The University of Guelph is a leading sponsor of a new festival of arts and discussion intended to inspire and imagine new possibilities.
Spur Guelph running Nov. 12-14 will offer events including lectures, musical performances, literary readings, film screenings and city walks.
The festival’s centrepiece is the annual Guelph Lecture, which will be held Friday at 7 p.m. at the River Run Centre.
The lecture will begin with an introduction by U of G president Franco Vaccarino, and will feature Jaron Lanier, a musician, artist and writer who coined the term virtual reality. A scientist working at Microsoft Research in California, Lanier will discuss our relationship with technology, especially the Internet.
This year’s literary guest is writer Lee Maracle, an instructor at the University of Toronto and a traditional teacher at the U of T’s First Nations House. This fall, she has been Eastern Comma writer-in-residence at the Rare Charitable Research Reserve in Cambridge, Ont.

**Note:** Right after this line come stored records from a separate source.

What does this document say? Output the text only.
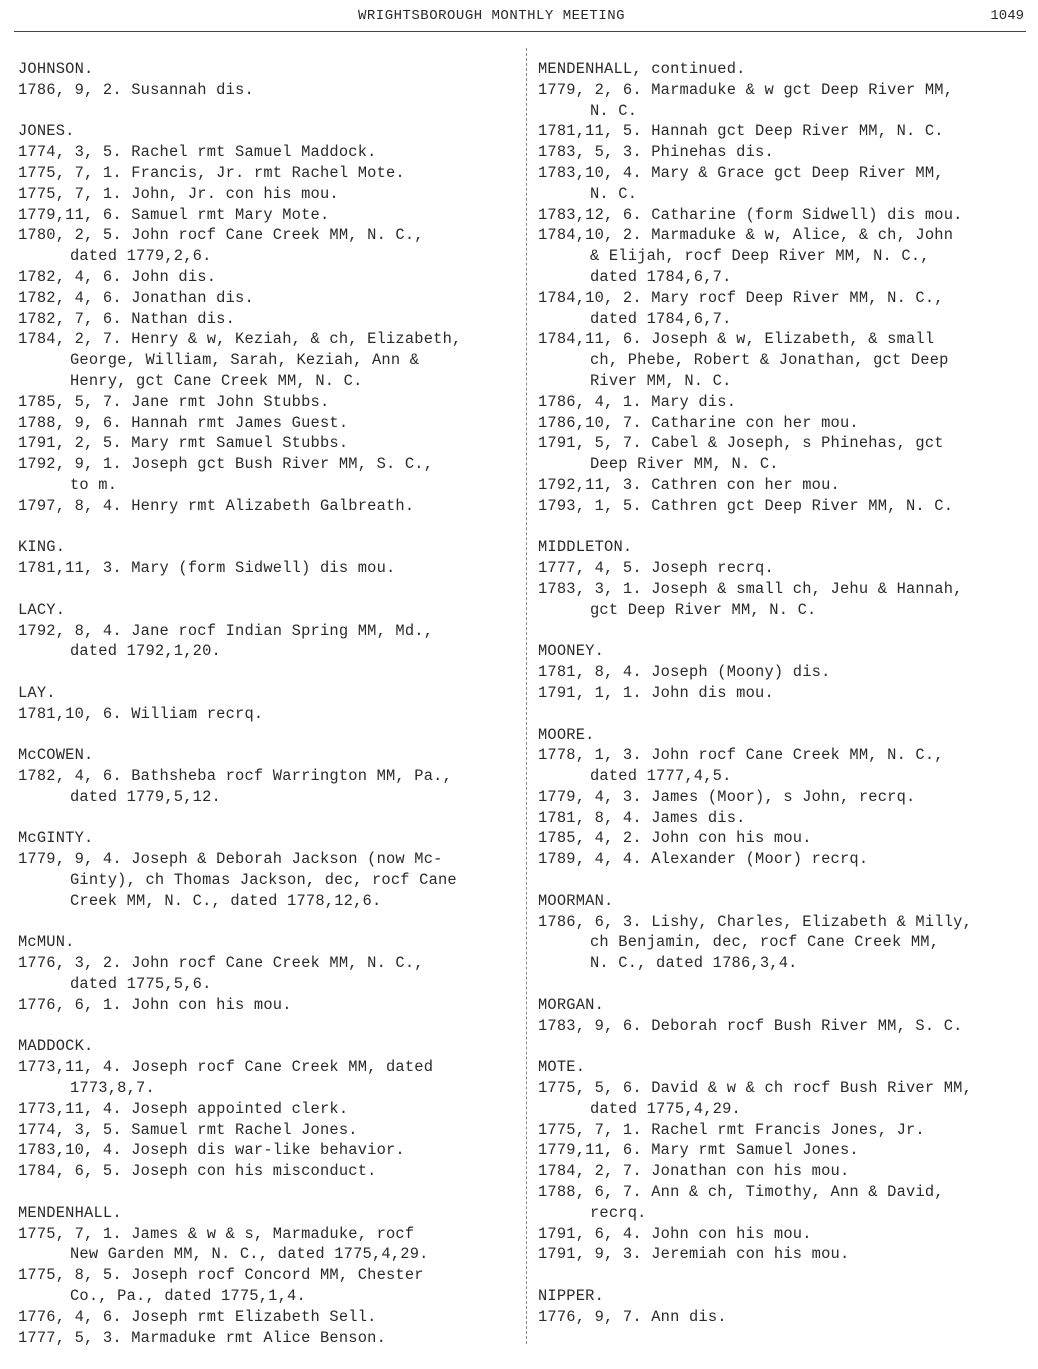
WRIGHTSBOROUGH MONTHLY MEETING	1049
JOHNSON.
1786, 9, 2. Susannah dis.
JONES.
1774, 3, 5. Rachel rmt Samuel Maddock.
1775, 7, 1. Francis, Jr. rmt Rachel Mote.
1775, 7, 1. John, Jr. con his mou.
1779,11, 6. Samuel rmt Mary Mote.
1780, 2, 5. John rocf Cane Creek MM, N. C.,
dated 1779,2,6.
1782, 4, 6. John dis.
1782, 4, 6. Jonathan dis.
1782, 7, 6. Nathan dis.
1784, 2, 7. Henry & w, Keziah, & ch, Elizabeth,
George, William, Sarah, Keziah, Ann &
Henry, gct Cane Creek MM, N. C.
1785, 5, 7. Jane rmt John Stubbs.
1788, 9, 6. Hannah rmt James Guest.
1791, 2, 5. Mary rmt Samuel Stubbs.
1792, 9, 1. Joseph gct Bush River MM, S. C.,
to m.
1797, 8, 4. Henry rmt Alizabeth Galbreath.
KING.
1781,11, 3. Mary (form Sidwell) dis mou.
LACY.
1792, 8, 4. Jane rocf Indian Spring MM, Md.,
dated 1792,1,20.
LAY.
1781,10, 6. William recrq.
McCOWEN.
1782, 4, 6. Bathsheba rocf Warrington MM, Pa.,
dated 1779,5,12.
McGINTY.
1779, 9, 4. Joseph & Deborah Jackson (now Mc-
Ginty), ch Thomas Jackson, dec, rocf Cane
Creek MM, N. C., dated 1778,12,6.
McMUN.
1776, 3, 2. John rocf Cane Creek MM, N. C.,
dated 1775,5,6.
1776, 6, 1. John con his mou.
MADDOCK.
1773,11, 4. Joseph rocf Cane Creek MM, dated
1773,8,7.
1773,11, 4. Joseph appointed clerk.
1774, 3, 5. Samuel rmt Rachel Jones.
1783,10, 4. Joseph dis war-like behavior.
1784, 6, 5. Joseph con his misconduct.
MENDENHALL.
1775, 7, 1. James & w & s, Marmaduke, rocf
New Garden MM, N. C., dated 1775,4,29.
1775, 8, 5. Joseph rocf Concord MM, Chester
Co., Pa., dated 1775,1,4.
1776, 4, 6. Joseph rmt Elizabeth Sell.
1777, 5, 3. Marmaduke rmt Alice Benson.
MENDENHALL, continued.
1779, 2, 6. Marmaduke & w gct Deep River MM,
N. C.
1781,11, 5. Hannah gct Deep River MM, N. C.
1783, 5, 3. Phinehas dis.
1783,10, 4. Mary & Grace gct Deep River MM,
N. C.
1783,12, 6. Catharine (form Sidwell) dis mou.
1784,10, 2. Marmaduke & w, Alice, & ch, John
& Elijah, rocf Deep River MM, N. C.,
dated 1784,6,7.
1784,10, 2. Mary rocf Deep River MM, N. C.,
dated 1784,6,7.
1784,11, 6. Joseph & w, Elizabeth, & small
ch, Phebe, Robert & Jonathan, gct Deep
River MM, N. C.
1786, 4, 1. Mary dis.
1786,10, 7. Catharine con her mou.
1791, 5, 7. Cabel & Joseph, s Phinehas, gct
Deep River MM, N. C.
1792,11, 3. Cathren con her mou.
1793, 1, 5. Cathren gct Deep River MM, N. C.
MIDDLETON.
1777, 4, 5. Joseph recrq.
1783, 3, 1. Joseph & small ch, Jehu & Hannah,
gct Deep River MM, N. C.
MOONEY.
1781, 8, 4. Joseph (Moony) dis.
1791, 1, 1. John dis mou.
MOORE.
1778, 1, 3. John rocf Cane Creek MM, N. C.,
dated 1777,4,5.
1779, 4, 3. James (Moor), s John, recrq.
1781, 8, 4. James dis.
1785, 4, 2. John con his mou.
1789, 4, 4. Alexander (Moor) recrq.
MOORMAN.
1786, 6, 3. Lishy, Charles, Elizabeth & Milly,
ch Benjamin, dec, rocf Cane Creek MM,
N. C., dated 1786,3,4.
MORGAN.
1783, 9, 6. Deborah rocf Bush River MM, S. C.
MOTE.
1775, 5, 6. David & w & ch rocf Bush River MM,
dated 1775,4,29.
1775, 7, 1. Rachel rmt Francis Jones, Jr.
1779,11, 6. Mary rmt Samuel Jones.
1784, 2, 7. Jonathan con his mou.
1788, 6, 7. Ann & ch, Timothy, Ann & David,
recrq.
1791, 6, 4. John con his mou.
1791, 9, 3. Jeremiah con his mou.
NIPPER.
1776, 9, 7. Ann dis.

Also on Friday, U of G environmental sciences professor and poet Madhur Anand will take part in a discussion with Lanier and Lee Smolin, faculty member at the Perimeter Institute for Theoretical Physics in Waterloo, Ont. “Imagination and Possibility” will be held in the University Centre’s Peter Clark Hall, 3-4:30 p.m. Tickets are free.
A festival highlight is a series of walks and café chats Saturday involving festival presenters and emerging scholars from U of G, the University of Waterloo and Wilfrid Laurier University.
Other events include presentations by Croatian artists Nadija Mustapić and Toni Meštrović and a performance at the River Run Centre featuring poets, artists and musicians.
A complete schedule is available online.